My heart wasn’t tough as advertised — it was soft, stupidly loyal and sometimes soapy like a wet sponge.

Many times, I questioned whether London was the right place for me. I felt frustrated about not being able to live the life I had envisioned and touch other souls like how I wished mine would be touched. I didn’t even know if “soul” was even a word I should use anymore.

When I went back to Vietnam to visit my family a few weeks ago, it immediately hit me that the low-key isolated vibe I carried around my neck like a dog collar was simply the manifestation of the London way of life. It was a thing about London. It was a London-created problem that could only be solved by leaving London. But while I was still here, the only thing I could do was change my mindset.

As I flipped my thinking and forced myself to be positive like I always do, I found hope in the fact that there were so many things I didn’t know. I was only in my mid-twenties. I was all on my own. Everything — what’s good, what’s bad — was merely a big, fat guess. A long, painful, confusing trial and error process in which I was my own lab rat.

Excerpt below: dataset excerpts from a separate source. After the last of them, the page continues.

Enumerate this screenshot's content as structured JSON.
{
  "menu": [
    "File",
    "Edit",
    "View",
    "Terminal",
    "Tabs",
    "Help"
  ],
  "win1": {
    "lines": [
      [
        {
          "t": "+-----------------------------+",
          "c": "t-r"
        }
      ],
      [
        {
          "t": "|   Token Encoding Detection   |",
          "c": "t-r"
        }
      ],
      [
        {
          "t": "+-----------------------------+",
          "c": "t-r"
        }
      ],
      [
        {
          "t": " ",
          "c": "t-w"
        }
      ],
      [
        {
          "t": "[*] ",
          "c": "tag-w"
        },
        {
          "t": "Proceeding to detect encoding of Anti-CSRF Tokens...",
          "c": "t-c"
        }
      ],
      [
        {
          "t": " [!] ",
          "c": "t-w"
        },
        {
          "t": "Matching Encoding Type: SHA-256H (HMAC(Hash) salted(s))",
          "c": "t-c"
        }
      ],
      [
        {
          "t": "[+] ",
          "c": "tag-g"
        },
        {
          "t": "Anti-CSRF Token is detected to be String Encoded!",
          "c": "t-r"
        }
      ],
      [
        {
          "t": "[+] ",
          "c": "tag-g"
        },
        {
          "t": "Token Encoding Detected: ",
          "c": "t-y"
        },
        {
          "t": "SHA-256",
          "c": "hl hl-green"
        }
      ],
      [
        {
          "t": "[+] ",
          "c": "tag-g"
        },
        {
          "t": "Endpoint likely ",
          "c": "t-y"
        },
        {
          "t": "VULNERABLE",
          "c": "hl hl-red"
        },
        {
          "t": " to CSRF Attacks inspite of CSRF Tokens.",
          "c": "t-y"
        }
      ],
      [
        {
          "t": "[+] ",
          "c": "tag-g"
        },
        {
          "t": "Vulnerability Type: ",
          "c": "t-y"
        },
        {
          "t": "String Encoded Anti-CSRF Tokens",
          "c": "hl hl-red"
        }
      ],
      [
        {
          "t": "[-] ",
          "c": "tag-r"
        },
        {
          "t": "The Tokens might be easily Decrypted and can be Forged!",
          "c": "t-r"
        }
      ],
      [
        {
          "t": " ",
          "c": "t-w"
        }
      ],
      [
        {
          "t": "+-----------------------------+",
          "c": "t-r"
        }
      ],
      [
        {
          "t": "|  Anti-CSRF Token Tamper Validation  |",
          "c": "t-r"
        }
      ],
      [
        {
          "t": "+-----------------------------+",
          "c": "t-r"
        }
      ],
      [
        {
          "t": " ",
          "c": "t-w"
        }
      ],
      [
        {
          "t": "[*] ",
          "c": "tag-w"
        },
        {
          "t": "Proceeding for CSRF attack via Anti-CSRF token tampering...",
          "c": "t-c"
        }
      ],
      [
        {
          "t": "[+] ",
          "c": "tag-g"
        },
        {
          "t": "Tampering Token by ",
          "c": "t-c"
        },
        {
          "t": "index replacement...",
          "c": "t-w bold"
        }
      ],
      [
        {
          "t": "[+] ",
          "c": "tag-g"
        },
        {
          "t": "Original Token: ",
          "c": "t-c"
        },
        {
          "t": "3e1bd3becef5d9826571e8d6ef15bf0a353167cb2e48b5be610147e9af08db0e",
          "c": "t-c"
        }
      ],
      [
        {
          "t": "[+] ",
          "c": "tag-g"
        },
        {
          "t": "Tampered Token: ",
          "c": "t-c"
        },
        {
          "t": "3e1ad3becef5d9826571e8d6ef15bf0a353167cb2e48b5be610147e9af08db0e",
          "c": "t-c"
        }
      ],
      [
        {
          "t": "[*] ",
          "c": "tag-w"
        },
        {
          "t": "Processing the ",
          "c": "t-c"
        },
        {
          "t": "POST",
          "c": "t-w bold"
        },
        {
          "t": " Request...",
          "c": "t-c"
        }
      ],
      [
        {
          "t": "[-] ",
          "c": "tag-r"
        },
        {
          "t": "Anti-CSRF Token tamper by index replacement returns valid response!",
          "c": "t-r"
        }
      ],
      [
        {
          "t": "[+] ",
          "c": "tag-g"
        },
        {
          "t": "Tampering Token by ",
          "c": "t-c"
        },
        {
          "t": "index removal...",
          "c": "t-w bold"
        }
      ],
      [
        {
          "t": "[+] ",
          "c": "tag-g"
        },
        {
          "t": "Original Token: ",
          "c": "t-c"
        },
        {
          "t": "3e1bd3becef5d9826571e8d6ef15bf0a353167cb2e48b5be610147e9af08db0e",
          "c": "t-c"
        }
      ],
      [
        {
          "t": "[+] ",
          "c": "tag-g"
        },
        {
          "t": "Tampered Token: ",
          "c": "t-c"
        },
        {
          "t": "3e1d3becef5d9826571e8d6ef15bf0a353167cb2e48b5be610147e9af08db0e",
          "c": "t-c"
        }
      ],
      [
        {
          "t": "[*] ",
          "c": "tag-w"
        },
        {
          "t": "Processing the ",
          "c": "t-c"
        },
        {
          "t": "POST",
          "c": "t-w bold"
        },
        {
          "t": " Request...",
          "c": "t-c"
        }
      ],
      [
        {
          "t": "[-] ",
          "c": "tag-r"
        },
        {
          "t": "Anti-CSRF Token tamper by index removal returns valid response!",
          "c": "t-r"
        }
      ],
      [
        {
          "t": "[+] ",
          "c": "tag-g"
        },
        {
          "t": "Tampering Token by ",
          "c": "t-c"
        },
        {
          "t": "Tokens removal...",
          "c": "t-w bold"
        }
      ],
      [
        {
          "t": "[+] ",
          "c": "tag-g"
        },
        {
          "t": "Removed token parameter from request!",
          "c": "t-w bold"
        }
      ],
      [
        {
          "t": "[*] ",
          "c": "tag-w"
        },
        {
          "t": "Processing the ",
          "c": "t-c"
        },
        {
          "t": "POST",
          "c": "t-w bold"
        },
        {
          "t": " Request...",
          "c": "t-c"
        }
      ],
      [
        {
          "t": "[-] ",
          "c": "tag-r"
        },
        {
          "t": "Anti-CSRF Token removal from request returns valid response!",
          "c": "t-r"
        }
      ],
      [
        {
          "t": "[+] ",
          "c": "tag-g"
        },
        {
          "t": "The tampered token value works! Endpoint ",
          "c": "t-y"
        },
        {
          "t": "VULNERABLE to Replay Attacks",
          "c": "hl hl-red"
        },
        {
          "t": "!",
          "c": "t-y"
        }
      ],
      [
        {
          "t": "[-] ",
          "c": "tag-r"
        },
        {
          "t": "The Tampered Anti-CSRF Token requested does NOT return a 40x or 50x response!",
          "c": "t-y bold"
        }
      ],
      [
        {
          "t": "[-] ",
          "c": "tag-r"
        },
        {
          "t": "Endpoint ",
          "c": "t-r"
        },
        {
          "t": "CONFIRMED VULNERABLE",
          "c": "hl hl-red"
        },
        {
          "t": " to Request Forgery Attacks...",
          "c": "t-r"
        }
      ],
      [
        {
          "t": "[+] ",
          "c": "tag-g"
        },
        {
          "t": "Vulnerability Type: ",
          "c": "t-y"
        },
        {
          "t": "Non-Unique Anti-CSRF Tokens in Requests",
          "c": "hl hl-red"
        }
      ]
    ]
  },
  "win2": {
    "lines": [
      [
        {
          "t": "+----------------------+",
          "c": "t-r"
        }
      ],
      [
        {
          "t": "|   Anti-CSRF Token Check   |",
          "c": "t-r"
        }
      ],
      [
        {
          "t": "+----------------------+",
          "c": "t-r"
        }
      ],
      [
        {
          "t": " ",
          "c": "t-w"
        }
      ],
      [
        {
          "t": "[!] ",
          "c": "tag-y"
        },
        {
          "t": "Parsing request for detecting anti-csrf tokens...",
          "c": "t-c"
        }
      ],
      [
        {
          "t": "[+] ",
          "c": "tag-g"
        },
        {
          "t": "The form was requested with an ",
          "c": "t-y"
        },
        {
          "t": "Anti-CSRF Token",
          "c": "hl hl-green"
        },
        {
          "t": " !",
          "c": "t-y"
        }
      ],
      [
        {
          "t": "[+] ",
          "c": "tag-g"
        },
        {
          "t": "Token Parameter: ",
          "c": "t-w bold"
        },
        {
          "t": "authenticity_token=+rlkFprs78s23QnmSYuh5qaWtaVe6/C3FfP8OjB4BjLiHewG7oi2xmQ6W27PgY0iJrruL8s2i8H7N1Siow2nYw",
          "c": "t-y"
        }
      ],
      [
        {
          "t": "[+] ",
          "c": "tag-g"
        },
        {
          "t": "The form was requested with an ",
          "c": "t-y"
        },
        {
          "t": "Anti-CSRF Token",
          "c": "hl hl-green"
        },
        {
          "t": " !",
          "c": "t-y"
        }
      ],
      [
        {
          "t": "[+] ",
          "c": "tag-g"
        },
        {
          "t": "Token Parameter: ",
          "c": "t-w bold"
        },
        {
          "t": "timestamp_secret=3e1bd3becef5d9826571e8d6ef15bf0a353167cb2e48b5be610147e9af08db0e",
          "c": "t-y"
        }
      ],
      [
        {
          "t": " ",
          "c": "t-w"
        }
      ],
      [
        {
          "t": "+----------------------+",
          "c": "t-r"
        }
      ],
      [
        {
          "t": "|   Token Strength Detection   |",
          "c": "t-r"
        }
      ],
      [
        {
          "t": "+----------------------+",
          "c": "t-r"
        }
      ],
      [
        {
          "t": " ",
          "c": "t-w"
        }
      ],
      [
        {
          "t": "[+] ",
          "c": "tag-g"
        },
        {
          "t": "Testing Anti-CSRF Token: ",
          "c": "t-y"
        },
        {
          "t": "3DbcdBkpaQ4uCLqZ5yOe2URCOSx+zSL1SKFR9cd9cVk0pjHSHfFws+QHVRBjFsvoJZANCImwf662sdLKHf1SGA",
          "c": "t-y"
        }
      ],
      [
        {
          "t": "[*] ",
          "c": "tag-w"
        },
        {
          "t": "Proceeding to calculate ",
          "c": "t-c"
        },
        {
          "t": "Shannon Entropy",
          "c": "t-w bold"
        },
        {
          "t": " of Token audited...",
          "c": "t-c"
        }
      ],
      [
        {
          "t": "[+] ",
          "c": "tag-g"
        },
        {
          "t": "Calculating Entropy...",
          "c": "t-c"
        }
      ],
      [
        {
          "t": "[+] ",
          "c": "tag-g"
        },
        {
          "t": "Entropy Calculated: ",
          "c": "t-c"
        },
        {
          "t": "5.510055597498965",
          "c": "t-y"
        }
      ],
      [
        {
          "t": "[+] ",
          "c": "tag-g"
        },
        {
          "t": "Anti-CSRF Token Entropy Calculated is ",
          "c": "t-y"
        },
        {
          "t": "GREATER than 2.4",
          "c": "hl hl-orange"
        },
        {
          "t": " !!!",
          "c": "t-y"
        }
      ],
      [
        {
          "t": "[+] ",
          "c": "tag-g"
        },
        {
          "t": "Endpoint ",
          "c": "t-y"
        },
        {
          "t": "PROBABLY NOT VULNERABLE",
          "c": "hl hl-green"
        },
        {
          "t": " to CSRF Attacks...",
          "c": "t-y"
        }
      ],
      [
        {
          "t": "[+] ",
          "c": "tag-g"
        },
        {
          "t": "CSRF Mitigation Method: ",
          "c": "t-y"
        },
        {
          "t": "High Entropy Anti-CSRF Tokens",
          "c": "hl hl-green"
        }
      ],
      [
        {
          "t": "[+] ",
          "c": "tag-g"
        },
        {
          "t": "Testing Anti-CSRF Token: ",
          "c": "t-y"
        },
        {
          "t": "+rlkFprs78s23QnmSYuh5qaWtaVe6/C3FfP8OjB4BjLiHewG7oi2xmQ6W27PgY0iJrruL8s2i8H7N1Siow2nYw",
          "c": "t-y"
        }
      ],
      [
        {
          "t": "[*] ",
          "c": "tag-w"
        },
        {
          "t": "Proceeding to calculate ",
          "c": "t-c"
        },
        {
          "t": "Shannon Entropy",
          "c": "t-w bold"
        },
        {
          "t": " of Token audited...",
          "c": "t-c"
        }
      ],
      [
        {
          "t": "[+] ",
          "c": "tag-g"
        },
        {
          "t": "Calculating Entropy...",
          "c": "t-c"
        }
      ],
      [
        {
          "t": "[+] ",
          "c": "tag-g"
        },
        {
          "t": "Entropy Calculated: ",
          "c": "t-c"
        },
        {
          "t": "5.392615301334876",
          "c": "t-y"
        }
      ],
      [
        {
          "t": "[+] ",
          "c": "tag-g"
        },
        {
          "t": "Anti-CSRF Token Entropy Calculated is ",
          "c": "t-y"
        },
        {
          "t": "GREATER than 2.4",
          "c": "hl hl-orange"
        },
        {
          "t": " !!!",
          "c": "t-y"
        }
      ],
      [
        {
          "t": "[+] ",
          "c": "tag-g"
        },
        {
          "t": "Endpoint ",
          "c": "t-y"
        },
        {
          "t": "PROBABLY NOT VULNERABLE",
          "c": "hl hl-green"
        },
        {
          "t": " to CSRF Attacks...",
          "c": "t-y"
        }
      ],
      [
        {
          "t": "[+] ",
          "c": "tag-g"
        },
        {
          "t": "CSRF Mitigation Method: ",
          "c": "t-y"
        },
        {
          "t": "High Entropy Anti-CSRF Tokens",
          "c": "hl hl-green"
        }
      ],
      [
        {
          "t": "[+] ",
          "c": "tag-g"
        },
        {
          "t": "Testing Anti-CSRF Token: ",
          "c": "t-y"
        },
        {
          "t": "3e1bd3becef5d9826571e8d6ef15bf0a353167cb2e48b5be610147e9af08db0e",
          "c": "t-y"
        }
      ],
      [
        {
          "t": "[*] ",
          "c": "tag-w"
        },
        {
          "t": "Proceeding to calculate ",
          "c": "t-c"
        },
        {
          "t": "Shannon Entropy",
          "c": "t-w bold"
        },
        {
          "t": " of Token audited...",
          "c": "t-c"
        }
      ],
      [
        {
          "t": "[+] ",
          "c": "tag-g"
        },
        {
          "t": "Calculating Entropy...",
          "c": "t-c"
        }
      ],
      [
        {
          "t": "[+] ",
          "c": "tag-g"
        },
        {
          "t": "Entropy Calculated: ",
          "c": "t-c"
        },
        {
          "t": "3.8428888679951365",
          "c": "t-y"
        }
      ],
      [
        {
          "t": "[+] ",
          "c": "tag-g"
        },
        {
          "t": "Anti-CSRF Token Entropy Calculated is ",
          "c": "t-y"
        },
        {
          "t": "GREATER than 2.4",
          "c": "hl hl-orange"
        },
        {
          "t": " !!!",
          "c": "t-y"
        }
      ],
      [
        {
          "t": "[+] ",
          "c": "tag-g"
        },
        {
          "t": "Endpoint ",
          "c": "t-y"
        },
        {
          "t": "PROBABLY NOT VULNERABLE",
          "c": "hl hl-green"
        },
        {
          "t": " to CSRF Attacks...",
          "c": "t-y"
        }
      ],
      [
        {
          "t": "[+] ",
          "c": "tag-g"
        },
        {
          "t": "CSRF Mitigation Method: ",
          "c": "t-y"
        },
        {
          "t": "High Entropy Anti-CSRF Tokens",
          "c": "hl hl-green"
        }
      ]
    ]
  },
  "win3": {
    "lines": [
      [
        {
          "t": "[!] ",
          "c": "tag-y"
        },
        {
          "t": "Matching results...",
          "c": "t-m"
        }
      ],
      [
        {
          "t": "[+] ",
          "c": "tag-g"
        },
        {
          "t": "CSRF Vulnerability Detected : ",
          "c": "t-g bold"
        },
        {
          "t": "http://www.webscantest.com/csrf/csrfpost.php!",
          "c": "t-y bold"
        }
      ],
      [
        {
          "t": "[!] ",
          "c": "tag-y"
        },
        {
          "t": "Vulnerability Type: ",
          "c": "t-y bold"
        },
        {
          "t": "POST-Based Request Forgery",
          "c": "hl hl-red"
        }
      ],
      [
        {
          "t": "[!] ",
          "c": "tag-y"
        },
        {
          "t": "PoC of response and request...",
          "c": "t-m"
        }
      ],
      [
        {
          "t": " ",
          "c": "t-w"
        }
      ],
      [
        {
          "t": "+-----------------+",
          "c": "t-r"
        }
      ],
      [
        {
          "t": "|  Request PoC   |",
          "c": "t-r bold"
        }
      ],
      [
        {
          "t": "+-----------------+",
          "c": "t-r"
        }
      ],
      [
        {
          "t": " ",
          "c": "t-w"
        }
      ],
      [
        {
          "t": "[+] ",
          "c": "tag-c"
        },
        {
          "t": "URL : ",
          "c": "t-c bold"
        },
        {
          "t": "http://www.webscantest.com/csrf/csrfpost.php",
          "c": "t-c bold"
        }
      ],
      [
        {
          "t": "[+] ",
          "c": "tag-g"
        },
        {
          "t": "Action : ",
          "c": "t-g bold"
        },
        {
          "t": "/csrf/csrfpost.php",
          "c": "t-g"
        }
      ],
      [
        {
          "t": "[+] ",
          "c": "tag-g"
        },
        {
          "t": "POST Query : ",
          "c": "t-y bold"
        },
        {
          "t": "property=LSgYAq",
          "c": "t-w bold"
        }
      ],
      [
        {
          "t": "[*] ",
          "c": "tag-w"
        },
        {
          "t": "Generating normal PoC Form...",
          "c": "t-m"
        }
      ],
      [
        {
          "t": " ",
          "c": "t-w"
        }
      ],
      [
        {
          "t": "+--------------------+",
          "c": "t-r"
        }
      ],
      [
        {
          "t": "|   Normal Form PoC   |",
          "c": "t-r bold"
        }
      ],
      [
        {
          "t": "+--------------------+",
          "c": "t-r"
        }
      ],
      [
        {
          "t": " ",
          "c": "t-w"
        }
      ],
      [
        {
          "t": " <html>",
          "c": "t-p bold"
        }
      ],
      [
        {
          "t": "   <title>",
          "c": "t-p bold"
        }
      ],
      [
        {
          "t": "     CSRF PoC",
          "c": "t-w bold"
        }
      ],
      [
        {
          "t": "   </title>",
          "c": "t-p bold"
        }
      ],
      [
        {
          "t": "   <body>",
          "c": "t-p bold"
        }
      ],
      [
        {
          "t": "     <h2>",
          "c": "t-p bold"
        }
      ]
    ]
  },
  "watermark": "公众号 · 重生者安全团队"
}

I thought I had arrived at the other side with enough wisdom to level up to the land of calmness and patience but I wasn’t. I was too arrogant. I thought I was jaded but I didn’t know shit. What if I had been wrong all along — about myself, about life, about happiness, about people, about what I really wanted and needed, about what I really had?

In retrospect, for the most part, my life wasn’t even “messy”. I didn’t have it all together but calling it “messy” would be overdone.

I had never made a mess out of the truly important stuff — my job, my family, my friends, my health. I was sensible and responsible and diligent and focused. I might freak out occasionally due to my anxiety but I was no longer scared. I might have little idea how to healthily communicate my interests but I no longer ran away. I held things together. I kept people around. I stopped forcing myself to be someone I was not. I started loving the world I built for myself a little more.

I suspect I might’ve been too hard on myself.

“Messy” London wasn’t all that bad. Surely it wasn’t her fault that over the year I’d put my energy in the wrong place. It wasn’t her fault that I didn’t know how to judge a character and people’s real interest in me.

She had given me everything she could for the youth I had repeatedly misspent. She had sorted me a life which ten years ago I could have never imagined possible.

She had served on my plate the experiences that would help me grow, widen my horizon, hoping I would explore and appreciate the opportunities offered to me without holding so tightly on the baggage that should now be irrelevant.

She didn’t try to get anything from me. She didn’t take away my dreams. She opened a door to me, and it was up to me what I was going to do with it. I realised it was me who was uncomfortable with the idea of being happy and so I constantly focused on the negative and ignored all the positive.

I rushed and I rushed. I tried to clean up my mess but I didn’t understand there wasn’t really a mess. It was just how life should be right now, slowly evolving in the background. If only I could trust the process — I could just sit back and enjoy what it had to offer, I would see the abundance of goodness overflowing into my life.

In the end, I suppose it’s all about perspective. My “mess” wasn’t bad. My “mess” was fun and privileged and unique to my identity. My “mess” wasn’t to hide my loneliness — well, maybe sometimes it did. It was to teach me how to be okay and I knew slowly I would.

I stopped calling my experiences “messy” because there was nothing messy about reciprocal, respectful adult relationships, about new adventures and letting life unfold in its own time, about learning how to be comfortable with myself.

There was nothing messy about roaming my twenties freely and really just trying to have more of the good times only people like me could appreciate. Yes, people like me.

In a way, there was no mess, there was just happy business — my own happy business.